Let's look at some of the potential caching technologies for the application.
GlobalKTable as Cache
GlobalKTable is known for its global replication and distributed store. Due to its global replication, all the application instances will have the complete topic data. It will have all the real-time data.
The GlobalKTable is stored in the local store; it can be accessed without much latency.
Using GlobalKTable, we can store policy data and use it for the incoming events after transforming the data into a policy module.
An application with far too many policies can overload the memory. Upon application restart, building the table with all the policies might also take time. We need not execute every policy against each event, so fetching a particular policy module from GlobalKTable isn’t straightforward.
KCache
KCache is an in-memory cache that provides persistence by backing up the data in a Kafka topic. KCache uses a log-compacted Kafka topic to persist the data. The data from the topic is read and stored in an in-memory Kafka cache, which implements SortedMap from Java Utils. The log-compacted topic helps to store at least the last known value for each message key.
KCache is completely handled by Kafka, so we need not worry about the complexities of persisting the data. The data is available remotely. In case of an app restart or an in-memory data loss, the data can still be recovered from Kafka.
We can use KCache to store the policy data on KCache, but we can’t store a policy module directly, as there isn’t any built-in OPAModule Serde.
Redis
Redis, Remote Dictionary Server, is an open-source, in-memory database that stores data as key-value pairs. Redis offers high-speed read-write with a lower response time.
Redis also provides a couple of options for persisting data.
RDB (Redis Database): Redis captures a snapshot of the dataset at specified time intervals, thereby persisting the data on the disk. RDB is not a great option if your application is very strict about data loss.

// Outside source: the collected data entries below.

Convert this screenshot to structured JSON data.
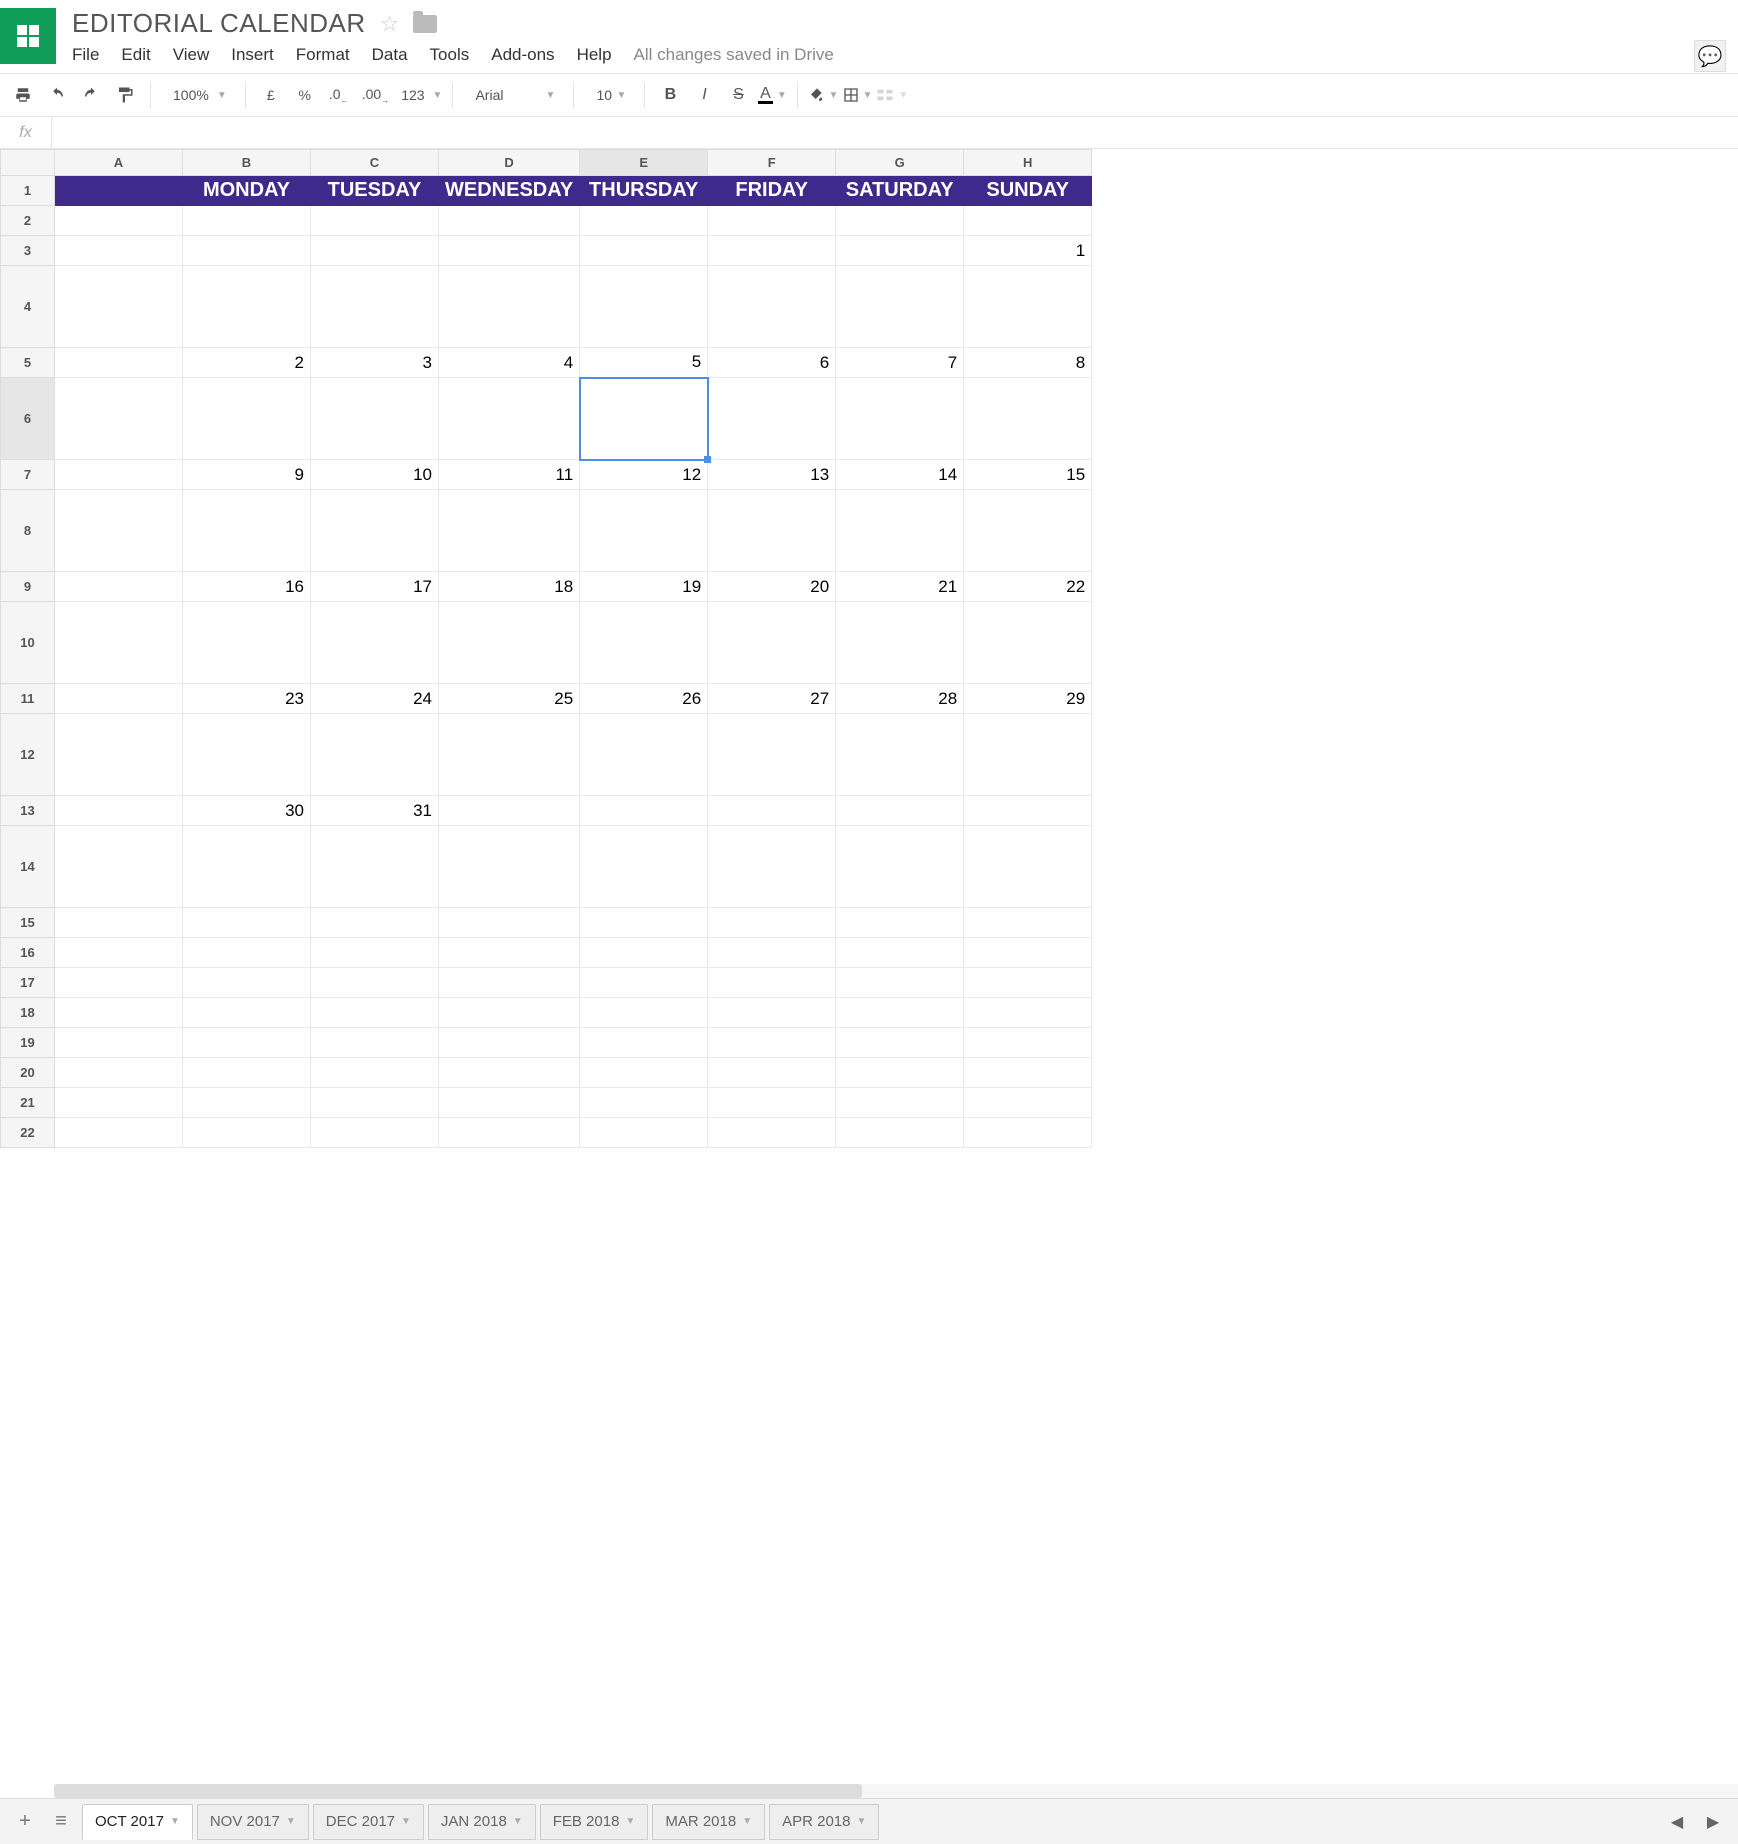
{
  "header": {
    "title": "EDITORIAL CALENDAR",
    "save_status": "All changes saved in Drive"
  },
  "menu": [
    "File",
    "Edit",
    "View",
    "Insert",
    "Format",
    "Data",
    "Tools",
    "Add-ons",
    "Help"
  ],
  "toolbar": {
    "zoom": "100%",
    "currency": "£",
    "percent": "%",
    "dec_less": ".0",
    "dec_more": ".00",
    "numfmt": "123",
    "font": "Arial",
    "size": "10"
  },
  "formula": {
    "label": "fx",
    "value": ""
  },
  "columns": [
    "A",
    "B",
    "C",
    "D",
    "E",
    "F",
    "G",
    "H"
  ],
  "active_col": "E",
  "active_row": 6,
  "selected_cell": "E6",
  "rows": [
    {
      "n": 1,
      "cls": "days-header",
      "h": "short",
      "cells": [
        "",
        "MONDAY",
        "TUESDAY",
        "WEDNESDAY",
        "THURSDAY",
        "FRIDAY",
        "SATURDAY",
        "SUNDAY"
      ]
    },
    {
      "n": 2,
      "h": "short",
      "cells": [
        "",
        "",
        "",
        "",
        "",
        "",
        "",
        ""
      ]
    },
    {
      "n": 3,
      "h": "short",
      "cells": [
        "",
        "",
        "",
        "",
        "",
        "",
        "",
        "1"
      ]
    },
    {
      "n": 4,
      "h": "tall",
      "cells": [
        "",
        "",
        "",
        "",
        "",
        "",
        "",
        ""
      ]
    },
    {
      "n": 5,
      "h": "short",
      "cells": [
        "",
        "2",
        "3",
        "4",
        "5",
        "6",
        "7",
        "8"
      ]
    },
    {
      "n": 6,
      "h": "tall",
      "cells": [
        "",
        "",
        "",
        "",
        "",
        "",
        "",
        ""
      ]
    },
    {
      "n": 7,
      "h": "short",
      "cells": [
        "",
        "9",
        "10",
        "11",
        "12",
        "13",
        "14",
        "15"
      ]
    },
    {
      "n": 8,
      "h": "tall",
      "cells": [
        "",
        "",
        "",
        "",
        "",
        "",
        "",
        ""
      ]
    },
    {
      "n": 9,
      "h": "short",
      "cells": [
        "",
        "16",
        "17",
        "18",
        "19",
        "20",
        "21",
        "22"
      ]
    },
    {
      "n": 10,
      "h": "tall",
      "cells": [
        "",
        "",
        "",
        "",
        "",
        "",
        "",
        ""
      ]
    },
    {
      "n": 11,
      "h": "short",
      "cells": [
        "",
        "23",
        "24",
        "25",
        "26",
        "27",
        "28",
        "29"
      ]
    },
    {
      "n": 12,
      "h": "tall",
      "cells": [
        "",
        "",
        "",
        "",
        "",
        "",
        "",
        ""
      ]
    },
    {
      "n": 13,
      "h": "short",
      "cells": [
        "",
        "30",
        "31",
        "",
        "",
        "",
        "",
        ""
      ]
    },
    {
      "n": 14,
      "h": "tall",
      "cells": [
        "",
        "",
        "",
        "",
        "",
        "",
        "",
        ""
      ]
    },
    {
      "n": 15,
      "h": "short",
      "cells": [
        "",
        "",
        "",
        "",
        "",
        "",
        "",
        ""
      ]
    },
    {
      "n": 16,
      "h": "short",
      "cells": [
        "",
        "",
        "",
        "",
        "",
        "",
        "",
        ""
      ]
    },
    {
      "n": 17,
      "h": "short",
      "cells": [
        "",
        "",
        "",
        "",
        "",
        "",
        "",
        ""
      ]
    },
    {
      "n": 18,
      "h": "short",
      "cells": [
        "",
        "",
        "",
        "",
        "",
        "",
        "",
        ""
      ]
    },
    {
      "n": 19,
      "h": "short",
      "cells": [
        "",
        "",
        "",
        "",
        "",
        "",
        "",
        ""
      ]
    },
    {
      "n": 20,
      "h": "short",
      "cells": [
        "",
        "",
        "",
        "",
        "",
        "",
        "",
        ""
      ]
    },
    {
      "n": 21,
      "h": "short",
      "cells": [
        "",
        "",
        "",
        "",
        "",
        "",
        "",
        ""
      ]
    },
    {
      "n": 22,
      "h": "short",
      "cells": [
        "",
        "",
        "",
        "",
        "",
        "",
        "",
        ""
      ]
    }
  ],
  "tabs": [
    "OCT 2017",
    "NOV 2017",
    "DEC 2017",
    "JAN 2018",
    "FEB 2018",
    "MAR 2018",
    "APR 2018"
  ],
  "active_tab": 0
}
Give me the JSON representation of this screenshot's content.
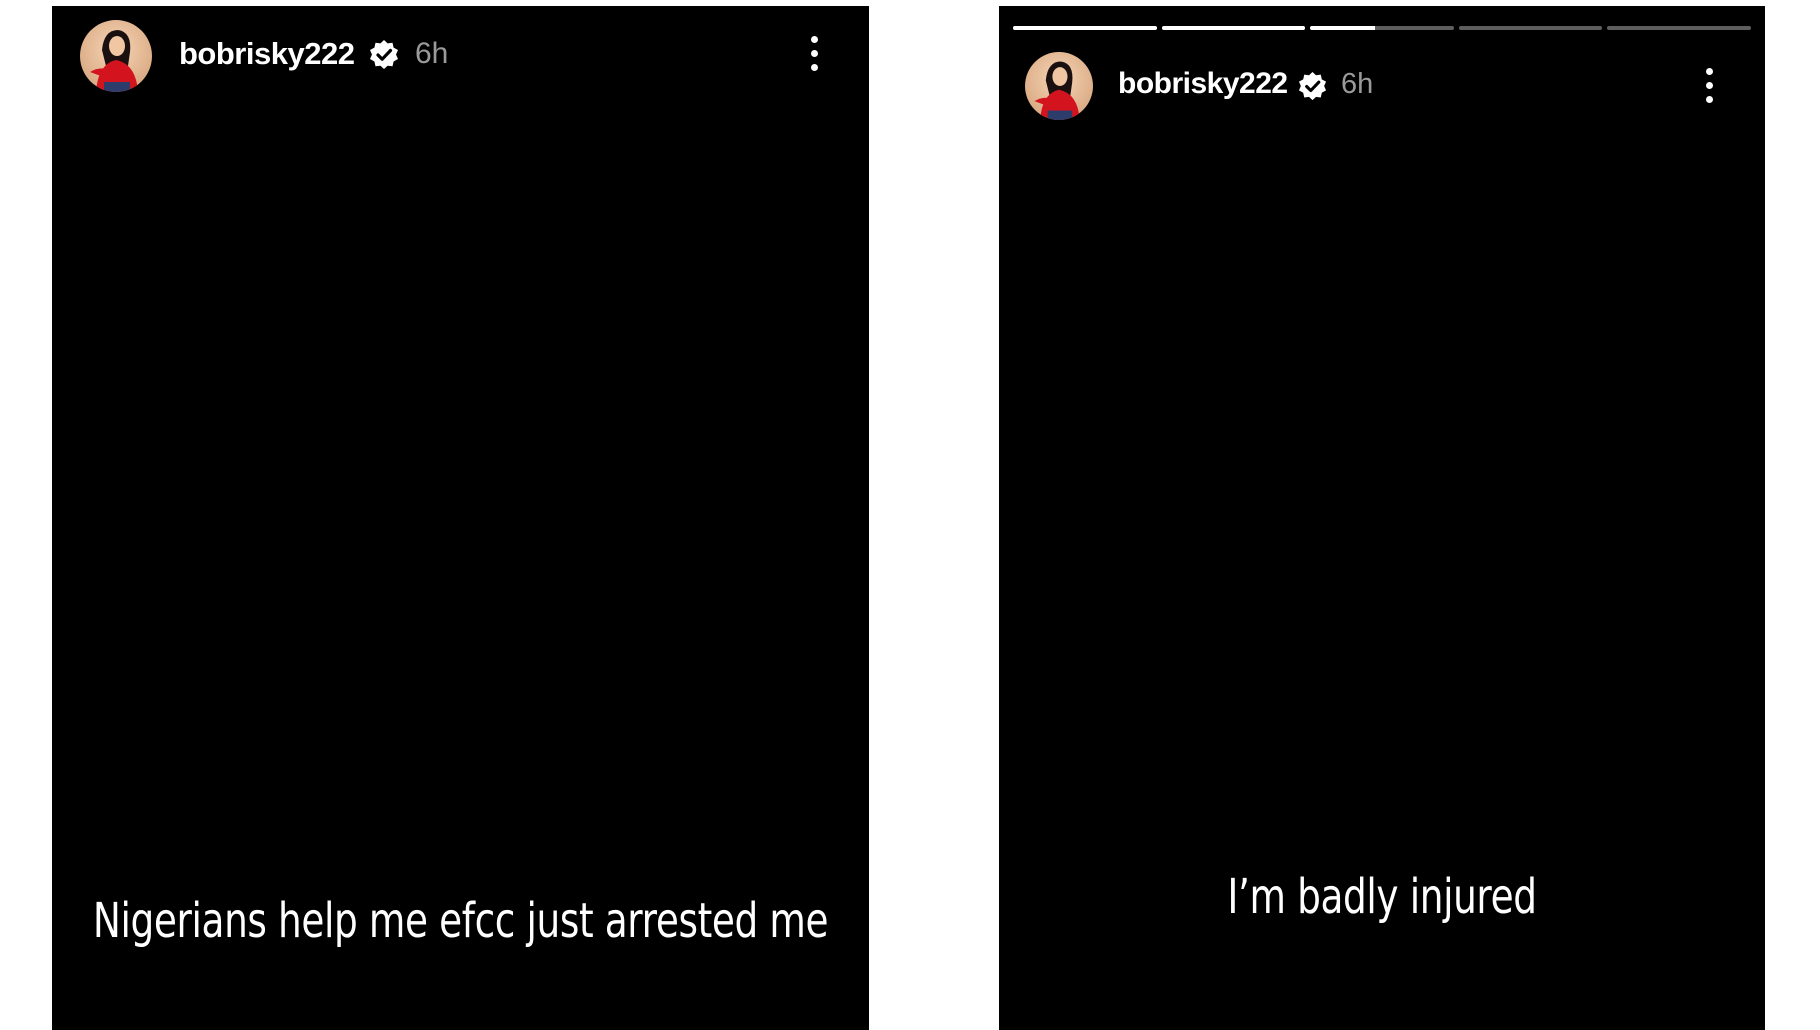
{
  "stories": [
    {
      "username": "bobrisky222",
      "time": "6h",
      "verified": true,
      "caption": "Nigerians help me efcc just arrested me"
    },
    {
      "username": "bobrisky222",
      "time": "6h",
      "verified": true,
      "caption": "I’m badly injured",
      "progress": [
        1,
        1,
        0.45,
        0,
        0
      ]
    }
  ],
  "colors": {
    "story_background": "#000000",
    "page_background": "#ffffff",
    "text": "#ffffff",
    "time": "#9a9a9a",
    "progress_track": "#5e5e5e",
    "progress_fill": "#ffffff"
  },
  "icons": [
    "avatar",
    "verified-badge-icon",
    "more-options-icon"
  ]
}
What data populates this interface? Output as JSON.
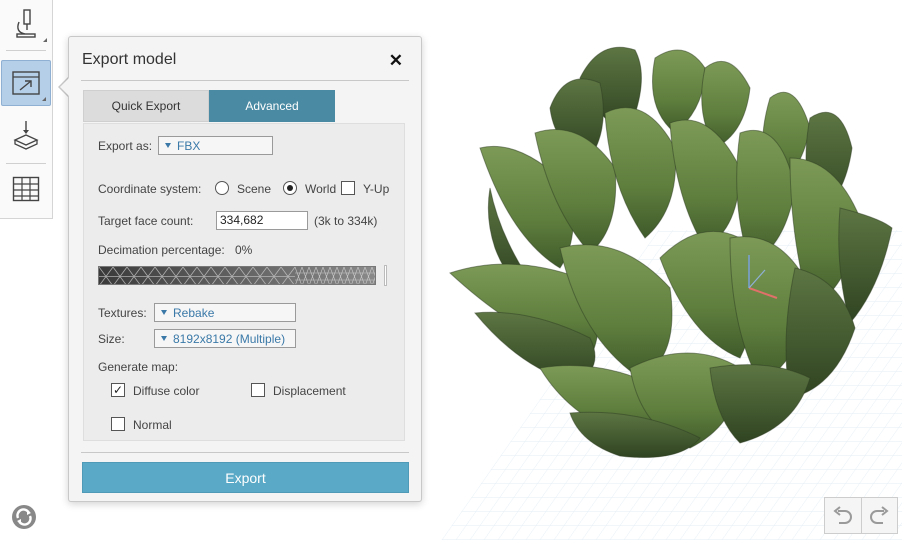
{
  "toolbar": {
    "tools": [
      {
        "icon": "microscope-icon",
        "active": false
      },
      {
        "icon": "export-icon",
        "active": true
      },
      {
        "icon": "print-3d-icon",
        "active": false
      },
      {
        "icon": "table-grid-icon",
        "active": false
      }
    ]
  },
  "dialog": {
    "title": "Export model",
    "close_glyph": "✕",
    "tabs": [
      {
        "label": "Quick Export",
        "active": false
      },
      {
        "label": "Advanced",
        "active": true
      }
    ],
    "export_as": {
      "label": "Export as:",
      "value": "FBX"
    },
    "coordinate_system": {
      "label": "Coordinate system:",
      "options": [
        {
          "label": "Scene",
          "selected": false
        },
        {
          "label": "World",
          "selected": true
        }
      ],
      "y_up": {
        "label": "Y-Up",
        "checked": false
      }
    },
    "target_face_count": {
      "label": "Target face count:",
      "value": "334,682",
      "range": "(3k to 334k)"
    },
    "decimation": {
      "label": "Decimation percentage:",
      "value": "0%",
      "level": 0
    },
    "textures": {
      "label": "Textures:",
      "value": "Rebake"
    },
    "size": {
      "label": "Size:",
      "value": "8192x8192 (Multiple)"
    },
    "generate_map": {
      "label": "Generate map:",
      "maps": [
        {
          "label": "Diffuse color",
          "checked": true
        },
        {
          "label": "Displacement",
          "checked": false
        },
        {
          "label": "Normal",
          "checked": false
        }
      ]
    },
    "export_button": "Export"
  },
  "viewport": {
    "model": "artichoke",
    "gizmo_colors": {
      "x": "#e0706a",
      "y": "#7aa0d8",
      "z": "#8fb0d8"
    }
  },
  "history": {
    "undo_icon": "undo-icon",
    "redo_icon": "redo-icon"
  },
  "sync_icon": "sync-icon"
}
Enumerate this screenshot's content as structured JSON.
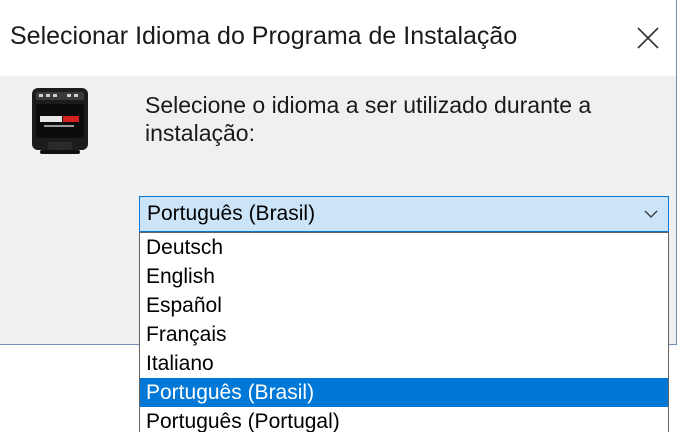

AOF (Append Only File): Redis logs every write operation the application performs in AOF. All the logged operations are replayed on application restart to restore the dataset's original state.
RDB + AOF: You can also combine the two, giving you a faster restart.
For the policy engine application, Redis can store the policy data instead of storing it in the file system. But again, Redis doesn’t provide an option to store the policy modules directly.
Caffeine
Caffeine Cache is a high-performance, in-memory caching library for Java. It is based on Google’s Guava cache but has various improvements. Caffeine uses the Window TinyLFU eviction policy, which uses frequency to determine the past usage of an entry.
TinyLFU decides based on the access history whether to add the accessed item to the cache by eliminating the eviction candidate.
Caffeine is purely in-memory and does not provide any persistence.
We can use Caffeine to store our policy modules in the cache. Although we cannot store all the policy modules in the cache, we can let Caffeine's near-optimal eviction policy decide what to cache. Policy modules can be fetched immediately upon a cache hit as they are stored directly in the cache.
Caffeine was best suited for the application after considering the number of incoming events and the policies.
Decisions, Decisions. These options make you feel like you're spoilt for choice, but remember that choosing the cache depends on your use case, what you will be caching, performance requirements, and scalability.